William Carlos Williams, from “Asphodel, That Greeny Flower”
It is in poetry rather than the formal concepts of philosophy that the truth of existence is ultimately articulated.
Daniel Day Williams, The Spirit and Forms of Love, 292
I wonder if poetry is not a barometer for my soul. If it has been too long since I picked up a poem, the weather in my soul is usually changing for the worse. I need to encounter that complex place inside carved out by poetry, or something in me seems to die, sometimes miserably.
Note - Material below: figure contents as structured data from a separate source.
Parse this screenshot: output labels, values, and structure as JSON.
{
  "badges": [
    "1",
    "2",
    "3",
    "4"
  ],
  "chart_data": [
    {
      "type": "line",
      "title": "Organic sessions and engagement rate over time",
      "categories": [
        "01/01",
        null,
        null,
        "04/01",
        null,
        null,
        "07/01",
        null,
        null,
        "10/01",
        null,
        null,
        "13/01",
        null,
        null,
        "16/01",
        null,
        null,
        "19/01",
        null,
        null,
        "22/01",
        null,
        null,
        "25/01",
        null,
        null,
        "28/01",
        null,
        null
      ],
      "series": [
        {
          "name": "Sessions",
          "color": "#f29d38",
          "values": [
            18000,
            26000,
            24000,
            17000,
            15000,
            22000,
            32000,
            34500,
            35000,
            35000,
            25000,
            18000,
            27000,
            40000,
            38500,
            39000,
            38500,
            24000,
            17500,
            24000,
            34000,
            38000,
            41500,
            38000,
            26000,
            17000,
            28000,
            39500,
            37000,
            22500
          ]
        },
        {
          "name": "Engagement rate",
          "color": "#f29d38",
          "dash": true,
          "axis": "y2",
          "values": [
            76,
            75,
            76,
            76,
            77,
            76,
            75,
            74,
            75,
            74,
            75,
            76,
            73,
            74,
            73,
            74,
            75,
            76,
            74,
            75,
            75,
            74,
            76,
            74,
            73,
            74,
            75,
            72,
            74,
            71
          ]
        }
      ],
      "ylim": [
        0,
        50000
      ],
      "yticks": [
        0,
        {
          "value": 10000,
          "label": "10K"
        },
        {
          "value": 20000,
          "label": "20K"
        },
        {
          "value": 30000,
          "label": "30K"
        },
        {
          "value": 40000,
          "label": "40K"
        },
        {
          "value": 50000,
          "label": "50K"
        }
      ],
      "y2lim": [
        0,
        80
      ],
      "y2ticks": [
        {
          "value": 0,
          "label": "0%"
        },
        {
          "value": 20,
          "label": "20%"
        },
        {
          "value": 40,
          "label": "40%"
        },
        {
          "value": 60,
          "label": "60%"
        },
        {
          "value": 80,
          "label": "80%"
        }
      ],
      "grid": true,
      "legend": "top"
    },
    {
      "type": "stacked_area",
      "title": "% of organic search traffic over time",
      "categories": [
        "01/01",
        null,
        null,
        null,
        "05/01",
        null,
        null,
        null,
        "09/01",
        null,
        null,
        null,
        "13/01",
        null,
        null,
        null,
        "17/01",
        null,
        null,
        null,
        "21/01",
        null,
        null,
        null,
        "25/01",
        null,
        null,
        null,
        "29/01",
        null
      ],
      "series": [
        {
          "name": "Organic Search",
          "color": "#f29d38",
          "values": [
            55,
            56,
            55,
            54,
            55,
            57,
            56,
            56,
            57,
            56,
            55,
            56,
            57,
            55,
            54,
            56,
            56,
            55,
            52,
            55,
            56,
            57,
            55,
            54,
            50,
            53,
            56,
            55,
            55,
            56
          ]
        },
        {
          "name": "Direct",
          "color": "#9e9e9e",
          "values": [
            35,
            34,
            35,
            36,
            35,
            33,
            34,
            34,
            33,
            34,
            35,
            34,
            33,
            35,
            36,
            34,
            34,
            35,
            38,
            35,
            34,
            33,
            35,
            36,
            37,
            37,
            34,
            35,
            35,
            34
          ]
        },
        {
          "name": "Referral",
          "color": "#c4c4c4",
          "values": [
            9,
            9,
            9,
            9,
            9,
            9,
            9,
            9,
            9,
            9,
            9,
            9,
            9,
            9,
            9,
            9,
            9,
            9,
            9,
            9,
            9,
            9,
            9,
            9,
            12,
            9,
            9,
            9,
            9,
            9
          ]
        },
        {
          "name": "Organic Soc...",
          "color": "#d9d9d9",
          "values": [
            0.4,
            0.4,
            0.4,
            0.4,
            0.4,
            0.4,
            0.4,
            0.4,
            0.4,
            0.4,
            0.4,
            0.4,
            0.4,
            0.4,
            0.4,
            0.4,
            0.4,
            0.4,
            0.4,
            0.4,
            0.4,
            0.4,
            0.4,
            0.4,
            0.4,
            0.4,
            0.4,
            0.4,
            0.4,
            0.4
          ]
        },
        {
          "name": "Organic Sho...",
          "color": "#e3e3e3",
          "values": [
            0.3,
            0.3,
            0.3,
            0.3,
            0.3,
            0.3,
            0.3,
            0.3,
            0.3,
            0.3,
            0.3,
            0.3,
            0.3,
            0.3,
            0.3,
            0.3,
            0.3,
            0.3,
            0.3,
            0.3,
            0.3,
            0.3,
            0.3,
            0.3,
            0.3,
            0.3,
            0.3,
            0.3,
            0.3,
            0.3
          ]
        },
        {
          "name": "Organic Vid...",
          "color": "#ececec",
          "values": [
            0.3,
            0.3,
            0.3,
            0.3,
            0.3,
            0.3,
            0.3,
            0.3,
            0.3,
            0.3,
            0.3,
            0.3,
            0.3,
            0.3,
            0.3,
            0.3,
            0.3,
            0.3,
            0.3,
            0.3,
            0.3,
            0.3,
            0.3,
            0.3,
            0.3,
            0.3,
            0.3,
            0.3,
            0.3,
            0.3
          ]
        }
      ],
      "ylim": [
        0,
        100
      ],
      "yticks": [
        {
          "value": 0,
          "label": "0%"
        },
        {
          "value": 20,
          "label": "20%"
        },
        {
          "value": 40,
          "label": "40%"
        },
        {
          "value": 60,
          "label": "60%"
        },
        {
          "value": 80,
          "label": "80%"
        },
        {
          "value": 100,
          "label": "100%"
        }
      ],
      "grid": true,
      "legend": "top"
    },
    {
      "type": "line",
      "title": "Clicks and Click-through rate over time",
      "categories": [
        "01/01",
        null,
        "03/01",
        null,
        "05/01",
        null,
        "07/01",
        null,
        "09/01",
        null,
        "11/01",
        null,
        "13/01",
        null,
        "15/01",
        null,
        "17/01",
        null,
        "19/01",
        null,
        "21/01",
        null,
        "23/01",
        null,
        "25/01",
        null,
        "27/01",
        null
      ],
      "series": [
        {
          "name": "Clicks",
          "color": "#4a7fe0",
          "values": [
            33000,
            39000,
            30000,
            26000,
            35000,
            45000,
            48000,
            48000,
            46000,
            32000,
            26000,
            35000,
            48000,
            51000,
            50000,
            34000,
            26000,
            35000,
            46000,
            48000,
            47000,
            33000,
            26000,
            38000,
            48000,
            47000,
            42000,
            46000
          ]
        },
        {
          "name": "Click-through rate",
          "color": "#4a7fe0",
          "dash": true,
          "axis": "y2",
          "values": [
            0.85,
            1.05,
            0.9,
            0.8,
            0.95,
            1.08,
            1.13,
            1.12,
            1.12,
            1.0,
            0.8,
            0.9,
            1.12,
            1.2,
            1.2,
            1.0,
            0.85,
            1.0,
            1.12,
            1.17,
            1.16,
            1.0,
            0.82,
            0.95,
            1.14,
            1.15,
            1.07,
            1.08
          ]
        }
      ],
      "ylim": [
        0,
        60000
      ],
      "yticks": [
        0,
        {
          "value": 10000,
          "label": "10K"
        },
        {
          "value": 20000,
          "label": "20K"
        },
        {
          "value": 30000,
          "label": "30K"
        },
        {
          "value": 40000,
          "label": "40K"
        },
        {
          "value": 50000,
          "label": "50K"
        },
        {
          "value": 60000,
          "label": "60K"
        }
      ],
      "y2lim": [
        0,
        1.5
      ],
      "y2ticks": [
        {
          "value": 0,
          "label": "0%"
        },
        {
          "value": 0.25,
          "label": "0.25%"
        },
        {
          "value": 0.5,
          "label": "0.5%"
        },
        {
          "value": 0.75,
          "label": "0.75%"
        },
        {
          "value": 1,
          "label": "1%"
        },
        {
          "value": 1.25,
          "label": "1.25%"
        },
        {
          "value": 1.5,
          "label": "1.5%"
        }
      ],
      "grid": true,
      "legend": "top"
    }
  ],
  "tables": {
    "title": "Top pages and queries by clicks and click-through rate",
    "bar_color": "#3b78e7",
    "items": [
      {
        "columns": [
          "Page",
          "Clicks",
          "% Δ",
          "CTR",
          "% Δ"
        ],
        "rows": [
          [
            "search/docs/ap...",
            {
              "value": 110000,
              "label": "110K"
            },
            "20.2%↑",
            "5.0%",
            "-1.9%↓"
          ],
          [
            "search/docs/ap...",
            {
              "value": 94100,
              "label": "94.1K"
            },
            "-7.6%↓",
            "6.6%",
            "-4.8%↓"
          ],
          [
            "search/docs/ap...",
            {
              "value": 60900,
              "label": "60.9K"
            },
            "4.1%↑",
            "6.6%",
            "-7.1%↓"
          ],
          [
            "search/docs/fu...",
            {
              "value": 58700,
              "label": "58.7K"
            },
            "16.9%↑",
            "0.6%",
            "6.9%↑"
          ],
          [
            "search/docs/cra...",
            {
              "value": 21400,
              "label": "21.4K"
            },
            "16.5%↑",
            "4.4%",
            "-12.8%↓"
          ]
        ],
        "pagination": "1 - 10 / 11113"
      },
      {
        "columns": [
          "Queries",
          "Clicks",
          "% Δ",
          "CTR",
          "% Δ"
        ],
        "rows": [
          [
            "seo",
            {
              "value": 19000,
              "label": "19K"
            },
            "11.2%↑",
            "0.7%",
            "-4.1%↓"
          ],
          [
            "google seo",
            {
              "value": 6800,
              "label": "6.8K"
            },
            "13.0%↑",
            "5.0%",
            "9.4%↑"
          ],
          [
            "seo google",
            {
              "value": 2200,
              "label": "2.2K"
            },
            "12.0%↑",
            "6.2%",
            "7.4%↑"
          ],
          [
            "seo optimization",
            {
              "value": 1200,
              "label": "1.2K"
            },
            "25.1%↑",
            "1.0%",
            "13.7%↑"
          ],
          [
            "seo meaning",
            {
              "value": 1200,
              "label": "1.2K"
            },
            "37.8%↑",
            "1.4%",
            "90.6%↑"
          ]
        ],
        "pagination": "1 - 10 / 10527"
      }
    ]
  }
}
Lately, I have been reading the poetry of Tomas Transtromer, Swedish poet and recent winner of the Noble Prize in literature. That is a good thing for my soul.
I must be alone
ten minutes in the morning
and ten minutes in the evening.
_Without a program.
From Tomas Transtromer, “Loneliness” (tr. Robin Fulton)
By a wonderful serendipity, I also read these words from Joan Chittister in my Lenten discipline. Sinking down into the self where the Spirit resides and the waters run deep is close to impossible in a culture built on noise and talk and information and advertisements and constant movement and a revolving door schedule. Silence and space and solitude are light years away from the raging list of unending activities we carry always in our heads. (The Breath of the Soul, 33)
So I try to be alone some, without a program. Often a poem helps create that complex place of silence and space and solitude. There I encounter something of the truth of existence. There I encounter the self. There the Spirit resides and the water runs deep.
It is difficult to get the news from poems yet men die miserably every day for lack of what is found there.